改訂新版 世界大百科事典 「ガンダ族」の意味・わかりやすい解説
ガンダ族 (ガンダぞく)
Ganda
東アフリカの内陸,ウガンダ共和国のビクトリア湖北西岸の肥沃な地に住むバントゥー語系農耕民で,人口約150万。1966年に消滅したブガンダ王国の主体となった民族で,バナナ,豆類,サツマイモ,ラッカセイ,コーヒー,綿花などを栽培し,鉄器,土器,樹皮布,カヌーなどの工芸品製作に秀でていた。約50のトーテムをもつ父系クランが全土に分散し,各クランはサブ・クランやリネージに分節している。死者はクランの土地に埋葬する。村は散村形態で,村長が土地の割当てや税の徴収を行った。
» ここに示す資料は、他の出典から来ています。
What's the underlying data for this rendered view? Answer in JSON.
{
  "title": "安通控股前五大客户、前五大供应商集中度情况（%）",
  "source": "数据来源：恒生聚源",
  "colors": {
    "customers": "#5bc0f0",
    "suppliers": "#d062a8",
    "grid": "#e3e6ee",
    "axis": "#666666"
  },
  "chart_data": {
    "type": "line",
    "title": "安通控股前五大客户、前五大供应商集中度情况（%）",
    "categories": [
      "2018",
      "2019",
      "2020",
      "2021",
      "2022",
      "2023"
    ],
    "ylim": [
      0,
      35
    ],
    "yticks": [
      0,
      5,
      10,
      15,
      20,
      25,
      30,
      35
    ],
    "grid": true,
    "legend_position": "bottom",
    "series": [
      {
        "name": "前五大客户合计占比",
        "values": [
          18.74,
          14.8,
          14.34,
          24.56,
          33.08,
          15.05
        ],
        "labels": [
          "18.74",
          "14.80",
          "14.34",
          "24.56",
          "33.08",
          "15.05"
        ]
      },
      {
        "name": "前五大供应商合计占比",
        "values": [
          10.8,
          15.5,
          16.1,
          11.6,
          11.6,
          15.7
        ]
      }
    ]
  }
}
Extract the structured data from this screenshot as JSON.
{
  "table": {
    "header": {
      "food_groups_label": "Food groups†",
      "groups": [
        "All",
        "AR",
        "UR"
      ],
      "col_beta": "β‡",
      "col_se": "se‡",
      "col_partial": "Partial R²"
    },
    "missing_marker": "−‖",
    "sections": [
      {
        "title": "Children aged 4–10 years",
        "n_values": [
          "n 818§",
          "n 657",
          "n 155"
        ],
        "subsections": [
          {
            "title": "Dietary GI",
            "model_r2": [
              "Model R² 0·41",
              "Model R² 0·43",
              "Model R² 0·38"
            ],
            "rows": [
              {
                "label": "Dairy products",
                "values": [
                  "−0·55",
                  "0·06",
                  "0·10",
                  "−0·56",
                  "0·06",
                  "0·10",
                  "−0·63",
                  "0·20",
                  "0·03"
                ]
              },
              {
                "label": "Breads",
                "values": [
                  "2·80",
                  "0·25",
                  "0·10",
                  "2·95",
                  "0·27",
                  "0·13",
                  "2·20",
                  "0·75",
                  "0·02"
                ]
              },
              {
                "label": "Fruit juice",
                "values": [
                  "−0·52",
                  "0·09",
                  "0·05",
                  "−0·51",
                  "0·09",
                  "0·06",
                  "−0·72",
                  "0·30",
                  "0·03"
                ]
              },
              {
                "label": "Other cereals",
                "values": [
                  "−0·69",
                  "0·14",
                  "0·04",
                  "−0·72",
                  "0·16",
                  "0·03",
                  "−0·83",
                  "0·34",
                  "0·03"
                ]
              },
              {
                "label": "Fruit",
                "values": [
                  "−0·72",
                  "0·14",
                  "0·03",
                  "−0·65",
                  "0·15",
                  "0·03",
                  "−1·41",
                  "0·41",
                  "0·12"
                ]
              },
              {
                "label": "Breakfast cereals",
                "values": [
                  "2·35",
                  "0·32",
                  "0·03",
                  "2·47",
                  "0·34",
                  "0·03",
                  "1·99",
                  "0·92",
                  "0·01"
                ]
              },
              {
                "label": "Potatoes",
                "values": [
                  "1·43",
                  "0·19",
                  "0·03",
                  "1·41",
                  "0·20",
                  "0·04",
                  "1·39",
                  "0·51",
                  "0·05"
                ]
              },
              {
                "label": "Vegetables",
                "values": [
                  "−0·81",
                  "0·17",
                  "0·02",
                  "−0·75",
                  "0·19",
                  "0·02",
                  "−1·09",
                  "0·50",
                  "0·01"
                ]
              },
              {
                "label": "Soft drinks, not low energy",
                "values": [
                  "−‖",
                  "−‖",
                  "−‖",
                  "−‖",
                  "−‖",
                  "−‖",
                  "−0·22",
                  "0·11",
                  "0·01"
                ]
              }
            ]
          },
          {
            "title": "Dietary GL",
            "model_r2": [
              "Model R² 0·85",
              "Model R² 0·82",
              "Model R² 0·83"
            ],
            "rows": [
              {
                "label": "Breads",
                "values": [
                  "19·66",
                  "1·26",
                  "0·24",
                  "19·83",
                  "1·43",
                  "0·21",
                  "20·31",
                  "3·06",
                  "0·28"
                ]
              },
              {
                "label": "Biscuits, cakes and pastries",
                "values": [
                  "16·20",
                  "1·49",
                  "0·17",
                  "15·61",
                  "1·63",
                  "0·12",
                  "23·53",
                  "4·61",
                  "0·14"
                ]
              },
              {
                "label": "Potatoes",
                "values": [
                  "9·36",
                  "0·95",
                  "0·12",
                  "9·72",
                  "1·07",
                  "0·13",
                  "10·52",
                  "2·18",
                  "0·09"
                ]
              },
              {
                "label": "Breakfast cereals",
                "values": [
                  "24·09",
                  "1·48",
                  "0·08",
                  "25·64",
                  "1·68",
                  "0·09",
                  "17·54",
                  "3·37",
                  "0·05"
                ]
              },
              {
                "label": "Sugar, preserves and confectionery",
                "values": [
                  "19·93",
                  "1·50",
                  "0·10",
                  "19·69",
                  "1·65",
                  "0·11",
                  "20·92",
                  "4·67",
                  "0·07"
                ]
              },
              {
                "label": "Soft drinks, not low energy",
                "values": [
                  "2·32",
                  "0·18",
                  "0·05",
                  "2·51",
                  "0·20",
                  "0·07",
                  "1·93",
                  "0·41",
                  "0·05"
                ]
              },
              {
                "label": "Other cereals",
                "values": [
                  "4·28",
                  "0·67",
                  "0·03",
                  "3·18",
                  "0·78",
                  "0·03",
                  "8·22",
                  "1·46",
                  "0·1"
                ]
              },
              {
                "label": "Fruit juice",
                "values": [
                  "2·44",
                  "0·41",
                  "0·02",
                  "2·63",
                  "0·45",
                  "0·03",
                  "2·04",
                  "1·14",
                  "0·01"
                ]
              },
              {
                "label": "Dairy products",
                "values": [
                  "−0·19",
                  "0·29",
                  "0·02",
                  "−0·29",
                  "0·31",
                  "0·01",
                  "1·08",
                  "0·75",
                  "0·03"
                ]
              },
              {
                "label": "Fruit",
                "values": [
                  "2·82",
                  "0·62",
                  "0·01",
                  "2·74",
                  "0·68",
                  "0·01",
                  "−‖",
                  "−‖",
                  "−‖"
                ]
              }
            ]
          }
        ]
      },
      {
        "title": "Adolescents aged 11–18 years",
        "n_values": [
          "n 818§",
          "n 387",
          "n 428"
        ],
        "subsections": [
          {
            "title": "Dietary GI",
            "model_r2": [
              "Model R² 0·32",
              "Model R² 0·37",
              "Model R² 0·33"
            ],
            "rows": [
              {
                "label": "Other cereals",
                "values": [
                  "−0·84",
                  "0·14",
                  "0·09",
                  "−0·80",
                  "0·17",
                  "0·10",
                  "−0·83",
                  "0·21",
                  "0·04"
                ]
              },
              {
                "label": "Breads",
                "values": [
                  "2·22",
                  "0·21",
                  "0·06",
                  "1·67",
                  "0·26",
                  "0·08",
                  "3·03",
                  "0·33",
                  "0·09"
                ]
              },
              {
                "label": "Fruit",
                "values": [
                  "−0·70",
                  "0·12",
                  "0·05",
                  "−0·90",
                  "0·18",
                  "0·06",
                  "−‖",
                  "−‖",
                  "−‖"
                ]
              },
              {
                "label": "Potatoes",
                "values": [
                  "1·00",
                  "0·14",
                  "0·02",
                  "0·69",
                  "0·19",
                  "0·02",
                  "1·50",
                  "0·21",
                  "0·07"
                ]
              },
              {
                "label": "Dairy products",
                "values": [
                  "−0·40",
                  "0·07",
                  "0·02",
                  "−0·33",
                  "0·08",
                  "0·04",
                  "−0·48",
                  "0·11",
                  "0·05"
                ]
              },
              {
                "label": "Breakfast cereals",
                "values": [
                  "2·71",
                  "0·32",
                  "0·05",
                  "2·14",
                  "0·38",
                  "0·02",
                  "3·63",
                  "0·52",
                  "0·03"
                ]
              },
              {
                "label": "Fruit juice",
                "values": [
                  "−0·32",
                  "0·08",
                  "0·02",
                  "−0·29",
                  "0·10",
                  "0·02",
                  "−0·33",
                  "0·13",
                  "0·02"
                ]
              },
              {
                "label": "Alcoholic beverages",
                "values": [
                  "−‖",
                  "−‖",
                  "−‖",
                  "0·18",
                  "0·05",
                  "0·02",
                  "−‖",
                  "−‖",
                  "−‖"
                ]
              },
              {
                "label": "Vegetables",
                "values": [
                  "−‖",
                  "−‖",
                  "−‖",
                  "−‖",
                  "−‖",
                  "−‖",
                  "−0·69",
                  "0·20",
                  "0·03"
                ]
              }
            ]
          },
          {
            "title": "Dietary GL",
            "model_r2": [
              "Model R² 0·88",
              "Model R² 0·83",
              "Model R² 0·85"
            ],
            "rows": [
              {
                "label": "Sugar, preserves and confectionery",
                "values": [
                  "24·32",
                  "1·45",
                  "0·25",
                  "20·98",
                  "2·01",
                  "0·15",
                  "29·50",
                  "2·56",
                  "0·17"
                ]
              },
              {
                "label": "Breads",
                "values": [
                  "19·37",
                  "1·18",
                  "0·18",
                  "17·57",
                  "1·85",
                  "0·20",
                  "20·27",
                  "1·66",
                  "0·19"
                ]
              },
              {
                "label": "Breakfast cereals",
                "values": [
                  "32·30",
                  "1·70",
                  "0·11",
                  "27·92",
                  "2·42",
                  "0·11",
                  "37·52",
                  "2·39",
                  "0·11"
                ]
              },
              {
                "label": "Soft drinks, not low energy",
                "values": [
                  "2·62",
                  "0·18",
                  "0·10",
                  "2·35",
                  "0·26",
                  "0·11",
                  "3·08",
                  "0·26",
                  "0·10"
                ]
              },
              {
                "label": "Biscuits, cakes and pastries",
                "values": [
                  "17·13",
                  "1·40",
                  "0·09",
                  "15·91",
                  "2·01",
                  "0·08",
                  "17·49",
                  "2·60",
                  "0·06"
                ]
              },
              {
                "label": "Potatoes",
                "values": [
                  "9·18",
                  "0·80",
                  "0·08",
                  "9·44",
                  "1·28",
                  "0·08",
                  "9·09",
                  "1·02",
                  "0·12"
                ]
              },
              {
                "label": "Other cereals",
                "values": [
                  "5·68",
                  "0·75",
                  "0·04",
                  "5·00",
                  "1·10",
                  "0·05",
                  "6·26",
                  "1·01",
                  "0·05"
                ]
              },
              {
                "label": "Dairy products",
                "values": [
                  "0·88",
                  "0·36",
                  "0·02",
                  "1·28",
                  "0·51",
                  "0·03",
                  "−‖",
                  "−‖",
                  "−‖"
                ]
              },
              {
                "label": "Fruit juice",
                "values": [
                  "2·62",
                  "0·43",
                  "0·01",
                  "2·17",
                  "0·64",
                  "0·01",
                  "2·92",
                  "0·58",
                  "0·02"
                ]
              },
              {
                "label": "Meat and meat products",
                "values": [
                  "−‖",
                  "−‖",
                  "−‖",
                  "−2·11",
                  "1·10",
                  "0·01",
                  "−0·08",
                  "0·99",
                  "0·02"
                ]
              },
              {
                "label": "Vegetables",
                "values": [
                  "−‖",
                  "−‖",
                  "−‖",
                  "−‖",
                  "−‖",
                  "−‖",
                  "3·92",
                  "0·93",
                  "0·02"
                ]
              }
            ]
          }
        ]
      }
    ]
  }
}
一夫多妻婚が行われ,花嫁代償としては樹皮布,ビール,ヤギなどが用いられた。宗教は祖霊祭祀のほかに,超人的な人物の霊を祀り,憑依(ひようい)儀礼が行われる。現在ではほとんどがキリスト教徒となっている。ガンダ族は19世紀後半にイギリスと友好関係をもち,西洋文化を積極的に取り入れ,教育水準が高く,国家的エリートを輩出したが,ブガンダ王国消滅以後は反政府勢力とみなされ,弾圧をうけている。